Explosão em bairro de embaixadas mata 80 em Cabul

Atentado com caminhão-bomba nesta quarta-feira (31) em Cabul, capital do Afeganistão, deixou ao menos 80 mortos e mais de 300 feridos em uma área de alta segurança, perto do Palácio Presidencial, de várias embaixadas e edifícios do governo. Nenhum grupo reivindicou o ataque, mas o Talibã negou qualquer envolvimento.

O porta-voz do ministério afegão da Saúde, Waheed Majroh, informou que, entre as vítimas, estão mulheres e crianças e que o balanço ainda pode aumentar pois corpos ainda estão sendo retirados dos escombros. A BBC diz que 350 ficaram feridos.

Um motorista da BBC morreu e quatro jornalistas ficaram feridos no ataque, que aconteceu por volta das 8h25 (horário local, 0h55 de Brasília), no Distrito Policial 10, perto da Praça Zanbaq.

Os prédios das embaixadas da Alemanha, da França e da Turquia foram afetados. O governo da Turquia garantiu que seus funcionários não se feriram, mas a França e a Alemanha ainda não se pronunciaram sobre o ataque.

A explosão foi tão violenta que abalou parte da cidade, quebrando vidraças e gerando pânico entre a população. Testemunhas relataram que 30 carros que circulavam na região ficaram destruídos. Uma densa coluna de fumaça podia ser vista à distância.

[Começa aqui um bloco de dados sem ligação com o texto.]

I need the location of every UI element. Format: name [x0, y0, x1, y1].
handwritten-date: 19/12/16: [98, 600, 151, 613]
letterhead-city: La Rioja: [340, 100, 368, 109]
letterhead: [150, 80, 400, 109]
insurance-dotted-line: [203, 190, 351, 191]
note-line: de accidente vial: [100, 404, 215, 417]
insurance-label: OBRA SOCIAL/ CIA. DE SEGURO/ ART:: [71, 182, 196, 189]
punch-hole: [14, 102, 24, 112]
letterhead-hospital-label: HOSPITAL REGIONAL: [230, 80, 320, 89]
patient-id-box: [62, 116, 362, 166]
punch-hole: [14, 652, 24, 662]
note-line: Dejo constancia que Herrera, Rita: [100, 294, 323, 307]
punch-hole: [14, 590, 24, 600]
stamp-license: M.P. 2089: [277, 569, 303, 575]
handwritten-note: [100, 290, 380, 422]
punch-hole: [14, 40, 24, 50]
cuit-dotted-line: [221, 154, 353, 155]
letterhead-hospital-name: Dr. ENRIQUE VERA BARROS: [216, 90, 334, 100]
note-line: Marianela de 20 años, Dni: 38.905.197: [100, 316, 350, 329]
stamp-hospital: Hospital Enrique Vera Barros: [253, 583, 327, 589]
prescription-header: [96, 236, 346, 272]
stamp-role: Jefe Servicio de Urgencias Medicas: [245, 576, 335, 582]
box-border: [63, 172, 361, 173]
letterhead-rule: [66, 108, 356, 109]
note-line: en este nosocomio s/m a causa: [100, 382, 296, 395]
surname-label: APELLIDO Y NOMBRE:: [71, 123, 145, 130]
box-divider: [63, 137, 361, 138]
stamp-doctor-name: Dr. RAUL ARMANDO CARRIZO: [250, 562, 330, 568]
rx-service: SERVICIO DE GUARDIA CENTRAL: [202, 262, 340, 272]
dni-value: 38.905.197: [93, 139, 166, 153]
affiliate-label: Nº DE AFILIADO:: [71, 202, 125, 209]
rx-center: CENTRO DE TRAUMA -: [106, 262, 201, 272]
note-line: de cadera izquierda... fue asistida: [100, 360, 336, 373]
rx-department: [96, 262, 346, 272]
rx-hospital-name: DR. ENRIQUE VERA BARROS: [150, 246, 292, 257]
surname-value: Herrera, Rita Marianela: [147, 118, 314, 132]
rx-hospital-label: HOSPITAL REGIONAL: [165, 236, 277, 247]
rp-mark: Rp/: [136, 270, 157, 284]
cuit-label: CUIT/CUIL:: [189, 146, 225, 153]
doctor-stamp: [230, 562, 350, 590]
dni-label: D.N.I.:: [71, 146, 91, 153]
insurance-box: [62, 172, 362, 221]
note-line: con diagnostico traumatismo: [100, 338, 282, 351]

Após o atentado, muitas pessoas tentavam desesperadamente entrar na área isolada para saber notícias de familiares e amigos, constatou a France Presse (AFP). “Graças a Deus, o pessoal da embaixada indiana está são e salvo após a enorme explosão em Cabul”, tuitou a chefe da diplomacia indiana, Sushma Swaraj

O presidente do Afeganistão, Ashraf Ghani, condenou fortemente o ataque “covarde no mês sagrado do Ramadã que visou civis inocentes”, segundo a BBC. Na semana passada, ele tinha pedido que todos os grupos insurgentes respeitassem a comemoração do mês sagrado e interrompessem suas ações armadas.

O presidente do Afeganistão, Ashraf Ghani, condenou fortemente o ataque “covarde no mês sagrado do Ramadã que visou civis inocentes”, segundo a BBC. Na semana passada, ele tinha pedido que todos os grupos insurgentes respeitassem a comemoração do mês sagrado e interrompessem suas ações armadas.

O chefe do Pentágono, Jim Mattis, declarou recentemente que esperava “mais um ano difícil” para o Exército afegão e os soldados estrangeiros no Afeganistão.

O presidente dos Estados Unidos, Donald Trump, analisa o envio de mais militares ao Afeganistão para resolver o impasse. Os EUA têm 8.400 militares no território afegão, apoiados por 5 mil homens de países aliados da Otan. A principal missão deste contingente é treinar e aconselhar os soldados locais.